In the tradition of “I have a pen and a phone”. I approve, because that is how I interpret “and subject to the jurisdiction thereof”. Those who still have a claim to aid from their embassy are clearly subject to the jurisdiction of their home country’s government.”
“Those who still have a claim to aid from their embassy are clearly subject to the jurisdiction of their home country’s government.”
Very very good point !!
If those people are subject to another nation’s jurisdiction, they can’t be subject to that of the U.S.
As a British anchor baby, my father was in the Air Force, I was consistently told growing up that as a dual citizen, I could never run for president.
+1. Howard Stern used to and maybe still does call himself the 'King of all Media'. I think President Trump has taken that title away from him. LOL.
“Why do you have to go there? Disagreeing on certain issues doesnt make you a troll. “
Because I come from a long line of toro fecundians. Able to smell trolls and bullsh!t from a mile away. If doodle is not a troll then I’ll eat my MAGA hat.
That is awesome.
Because under the Constitution, and the Supreme Courts interpretation of the Constitution at the time, Indian tribes were classified as domestic dependent nations, and therefore, Indians were tribal citizenships, not American citizens. Their children were born in their "nations" and not in the U.S. so they were not granted citizenship. This somewhat ridiculous designation was upheld by several Supreme Court cases and was eventually done away with starting with the Dawes Act in 1887.

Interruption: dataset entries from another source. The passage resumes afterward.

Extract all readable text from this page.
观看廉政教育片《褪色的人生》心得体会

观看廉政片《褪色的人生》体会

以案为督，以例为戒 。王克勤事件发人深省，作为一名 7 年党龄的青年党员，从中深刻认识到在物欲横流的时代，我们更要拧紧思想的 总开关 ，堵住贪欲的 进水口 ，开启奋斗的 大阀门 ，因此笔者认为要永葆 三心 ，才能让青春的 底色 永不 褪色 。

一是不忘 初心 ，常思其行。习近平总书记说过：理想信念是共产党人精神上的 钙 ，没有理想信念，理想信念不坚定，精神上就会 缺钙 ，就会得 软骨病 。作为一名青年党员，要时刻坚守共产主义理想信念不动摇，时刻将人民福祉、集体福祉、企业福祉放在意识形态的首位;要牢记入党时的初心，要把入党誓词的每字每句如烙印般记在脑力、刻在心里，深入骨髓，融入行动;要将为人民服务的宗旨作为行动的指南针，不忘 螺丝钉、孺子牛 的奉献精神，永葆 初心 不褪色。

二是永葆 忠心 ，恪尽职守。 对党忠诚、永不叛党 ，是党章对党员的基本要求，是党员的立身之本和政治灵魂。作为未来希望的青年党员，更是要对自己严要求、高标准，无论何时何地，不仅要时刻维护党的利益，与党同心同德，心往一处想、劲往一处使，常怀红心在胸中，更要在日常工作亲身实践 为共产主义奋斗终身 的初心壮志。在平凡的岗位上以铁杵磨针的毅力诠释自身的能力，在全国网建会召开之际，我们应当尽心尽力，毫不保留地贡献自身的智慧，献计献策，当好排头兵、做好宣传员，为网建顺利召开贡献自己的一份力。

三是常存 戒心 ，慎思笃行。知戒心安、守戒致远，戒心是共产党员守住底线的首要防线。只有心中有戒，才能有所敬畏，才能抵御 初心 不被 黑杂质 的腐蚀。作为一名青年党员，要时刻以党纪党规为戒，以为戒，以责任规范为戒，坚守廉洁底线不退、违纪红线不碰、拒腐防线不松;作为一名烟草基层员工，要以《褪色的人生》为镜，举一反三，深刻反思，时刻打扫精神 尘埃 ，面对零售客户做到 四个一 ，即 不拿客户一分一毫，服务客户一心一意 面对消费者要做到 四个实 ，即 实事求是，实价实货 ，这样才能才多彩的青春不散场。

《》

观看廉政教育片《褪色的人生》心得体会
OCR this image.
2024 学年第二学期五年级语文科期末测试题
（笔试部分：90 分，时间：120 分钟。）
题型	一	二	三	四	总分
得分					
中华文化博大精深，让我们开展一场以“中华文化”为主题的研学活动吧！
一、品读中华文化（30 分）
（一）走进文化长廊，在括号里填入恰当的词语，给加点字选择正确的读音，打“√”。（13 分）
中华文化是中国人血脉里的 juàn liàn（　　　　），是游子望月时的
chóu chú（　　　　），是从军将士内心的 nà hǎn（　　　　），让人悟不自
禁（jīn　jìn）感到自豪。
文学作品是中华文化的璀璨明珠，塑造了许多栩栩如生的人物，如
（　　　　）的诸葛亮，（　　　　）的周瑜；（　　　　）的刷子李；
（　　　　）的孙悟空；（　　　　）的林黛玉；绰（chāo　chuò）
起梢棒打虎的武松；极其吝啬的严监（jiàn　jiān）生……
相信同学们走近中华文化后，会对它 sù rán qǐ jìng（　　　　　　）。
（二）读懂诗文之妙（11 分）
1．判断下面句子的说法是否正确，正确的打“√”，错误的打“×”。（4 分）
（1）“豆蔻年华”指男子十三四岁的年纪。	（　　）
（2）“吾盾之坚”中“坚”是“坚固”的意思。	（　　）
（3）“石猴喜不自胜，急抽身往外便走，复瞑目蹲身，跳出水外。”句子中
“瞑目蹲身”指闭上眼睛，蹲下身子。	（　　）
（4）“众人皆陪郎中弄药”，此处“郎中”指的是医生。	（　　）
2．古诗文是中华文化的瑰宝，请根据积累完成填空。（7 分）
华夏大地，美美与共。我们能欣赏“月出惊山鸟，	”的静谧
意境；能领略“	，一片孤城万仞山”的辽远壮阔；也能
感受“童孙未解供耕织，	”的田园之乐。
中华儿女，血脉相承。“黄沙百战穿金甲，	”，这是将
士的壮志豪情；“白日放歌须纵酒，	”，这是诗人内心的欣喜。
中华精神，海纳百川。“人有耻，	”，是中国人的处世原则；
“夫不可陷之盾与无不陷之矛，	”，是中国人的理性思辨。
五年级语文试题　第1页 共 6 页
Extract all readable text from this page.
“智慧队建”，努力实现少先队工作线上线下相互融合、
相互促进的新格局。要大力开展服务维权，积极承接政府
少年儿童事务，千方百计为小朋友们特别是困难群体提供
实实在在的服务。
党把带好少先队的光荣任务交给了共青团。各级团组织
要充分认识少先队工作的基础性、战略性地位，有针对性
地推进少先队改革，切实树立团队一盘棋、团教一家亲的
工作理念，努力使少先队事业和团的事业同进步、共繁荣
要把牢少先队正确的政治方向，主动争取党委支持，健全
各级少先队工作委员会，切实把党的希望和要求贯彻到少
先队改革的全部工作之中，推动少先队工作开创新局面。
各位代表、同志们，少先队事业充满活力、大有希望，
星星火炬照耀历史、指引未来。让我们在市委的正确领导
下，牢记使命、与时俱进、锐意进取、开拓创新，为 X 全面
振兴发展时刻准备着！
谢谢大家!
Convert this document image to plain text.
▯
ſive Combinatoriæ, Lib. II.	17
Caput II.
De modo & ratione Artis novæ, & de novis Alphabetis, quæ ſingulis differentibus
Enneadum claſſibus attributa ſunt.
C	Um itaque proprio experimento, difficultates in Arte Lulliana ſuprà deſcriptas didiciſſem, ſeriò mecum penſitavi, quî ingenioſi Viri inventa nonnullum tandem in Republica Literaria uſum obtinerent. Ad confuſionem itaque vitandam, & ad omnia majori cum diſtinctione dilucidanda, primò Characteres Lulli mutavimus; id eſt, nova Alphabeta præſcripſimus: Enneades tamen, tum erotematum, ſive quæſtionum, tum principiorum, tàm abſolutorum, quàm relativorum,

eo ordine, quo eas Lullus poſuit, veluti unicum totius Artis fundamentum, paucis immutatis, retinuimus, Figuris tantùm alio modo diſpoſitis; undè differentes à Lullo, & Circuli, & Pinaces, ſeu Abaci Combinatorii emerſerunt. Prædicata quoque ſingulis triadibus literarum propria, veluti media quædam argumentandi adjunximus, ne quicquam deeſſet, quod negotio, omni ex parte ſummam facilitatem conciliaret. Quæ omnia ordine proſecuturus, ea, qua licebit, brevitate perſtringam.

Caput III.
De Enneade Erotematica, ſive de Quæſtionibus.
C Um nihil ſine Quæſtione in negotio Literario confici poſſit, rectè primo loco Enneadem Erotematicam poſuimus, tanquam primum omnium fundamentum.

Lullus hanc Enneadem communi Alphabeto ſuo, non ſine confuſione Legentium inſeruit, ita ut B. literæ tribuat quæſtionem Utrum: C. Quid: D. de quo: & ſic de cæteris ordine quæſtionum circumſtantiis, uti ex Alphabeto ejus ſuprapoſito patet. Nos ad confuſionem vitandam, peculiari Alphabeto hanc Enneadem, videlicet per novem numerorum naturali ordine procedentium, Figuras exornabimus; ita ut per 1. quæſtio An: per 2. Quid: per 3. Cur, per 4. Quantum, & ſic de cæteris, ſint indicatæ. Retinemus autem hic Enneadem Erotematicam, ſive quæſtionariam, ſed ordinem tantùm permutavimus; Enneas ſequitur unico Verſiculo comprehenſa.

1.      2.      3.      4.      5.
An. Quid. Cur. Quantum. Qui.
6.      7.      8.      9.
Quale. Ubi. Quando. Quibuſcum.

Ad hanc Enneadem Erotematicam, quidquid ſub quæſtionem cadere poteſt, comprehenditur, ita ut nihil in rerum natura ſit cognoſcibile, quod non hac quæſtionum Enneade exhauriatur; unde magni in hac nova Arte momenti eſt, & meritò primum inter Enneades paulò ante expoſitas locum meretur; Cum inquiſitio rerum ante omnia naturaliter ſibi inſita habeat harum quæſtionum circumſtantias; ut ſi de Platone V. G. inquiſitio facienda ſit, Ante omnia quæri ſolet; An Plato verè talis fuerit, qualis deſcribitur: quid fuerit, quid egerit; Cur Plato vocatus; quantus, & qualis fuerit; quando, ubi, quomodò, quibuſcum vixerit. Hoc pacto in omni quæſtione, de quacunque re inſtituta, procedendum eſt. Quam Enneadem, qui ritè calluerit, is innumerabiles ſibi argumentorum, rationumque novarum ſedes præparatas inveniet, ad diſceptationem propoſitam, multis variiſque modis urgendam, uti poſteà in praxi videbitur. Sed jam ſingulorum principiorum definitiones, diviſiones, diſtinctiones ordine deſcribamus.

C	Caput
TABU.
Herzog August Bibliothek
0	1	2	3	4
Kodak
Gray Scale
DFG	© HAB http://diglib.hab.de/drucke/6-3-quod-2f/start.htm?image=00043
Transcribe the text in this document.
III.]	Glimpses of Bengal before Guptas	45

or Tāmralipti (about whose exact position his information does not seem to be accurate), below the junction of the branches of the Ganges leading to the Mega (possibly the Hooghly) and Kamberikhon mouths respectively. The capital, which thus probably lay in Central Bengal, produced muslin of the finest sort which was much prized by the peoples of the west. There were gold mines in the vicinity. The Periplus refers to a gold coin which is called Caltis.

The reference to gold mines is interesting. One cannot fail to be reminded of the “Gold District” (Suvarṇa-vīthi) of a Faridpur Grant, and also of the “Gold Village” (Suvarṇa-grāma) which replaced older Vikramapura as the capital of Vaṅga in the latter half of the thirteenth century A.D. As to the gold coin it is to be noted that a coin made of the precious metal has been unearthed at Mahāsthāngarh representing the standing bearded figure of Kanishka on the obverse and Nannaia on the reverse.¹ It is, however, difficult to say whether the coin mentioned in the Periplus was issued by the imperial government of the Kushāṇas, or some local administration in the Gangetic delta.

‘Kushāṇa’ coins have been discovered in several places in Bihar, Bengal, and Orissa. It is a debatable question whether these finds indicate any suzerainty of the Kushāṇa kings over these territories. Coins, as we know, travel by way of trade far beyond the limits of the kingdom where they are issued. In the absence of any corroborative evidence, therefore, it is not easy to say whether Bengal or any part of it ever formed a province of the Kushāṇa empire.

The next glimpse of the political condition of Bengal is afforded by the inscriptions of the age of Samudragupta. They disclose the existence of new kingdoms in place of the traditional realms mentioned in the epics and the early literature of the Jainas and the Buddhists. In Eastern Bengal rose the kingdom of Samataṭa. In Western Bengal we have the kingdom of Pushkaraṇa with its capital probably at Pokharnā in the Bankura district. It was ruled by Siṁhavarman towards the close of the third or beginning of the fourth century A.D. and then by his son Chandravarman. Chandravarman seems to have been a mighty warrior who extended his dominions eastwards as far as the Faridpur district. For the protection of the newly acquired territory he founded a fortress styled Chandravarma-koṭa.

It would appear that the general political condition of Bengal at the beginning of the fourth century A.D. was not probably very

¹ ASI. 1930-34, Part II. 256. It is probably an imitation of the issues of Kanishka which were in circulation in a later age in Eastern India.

Probably. Unless they were somehow able to attach it to a budget bill.
You are totally correct. A person born here of “legal residency” (key words) are definitely citizens of this country, NBC may be a different matter, who the hell knows for sure on that issue?
Under no circumstance, however, should the child of an illegal immigrant be granted citizenship. PERIOD!
As hard as it is for us to belive, Im betting there are many who don’t realize how that works. (Chain migration). This gets that whole ridiculous concept out in the open for discussion and debate. And praying the Supreme court will uphold it if it comes to that.
It's worth mentioning that Axios was started by Jim VandenHei, who started Politico after leaving the Washington Post, and Mike Allen, who was Politico's first hire from Time magazine.
Having built up Politico into the media outlet that it's become, VandenHei and Allen are trying to launch a second one to echo the messaging from the now-respected Politico.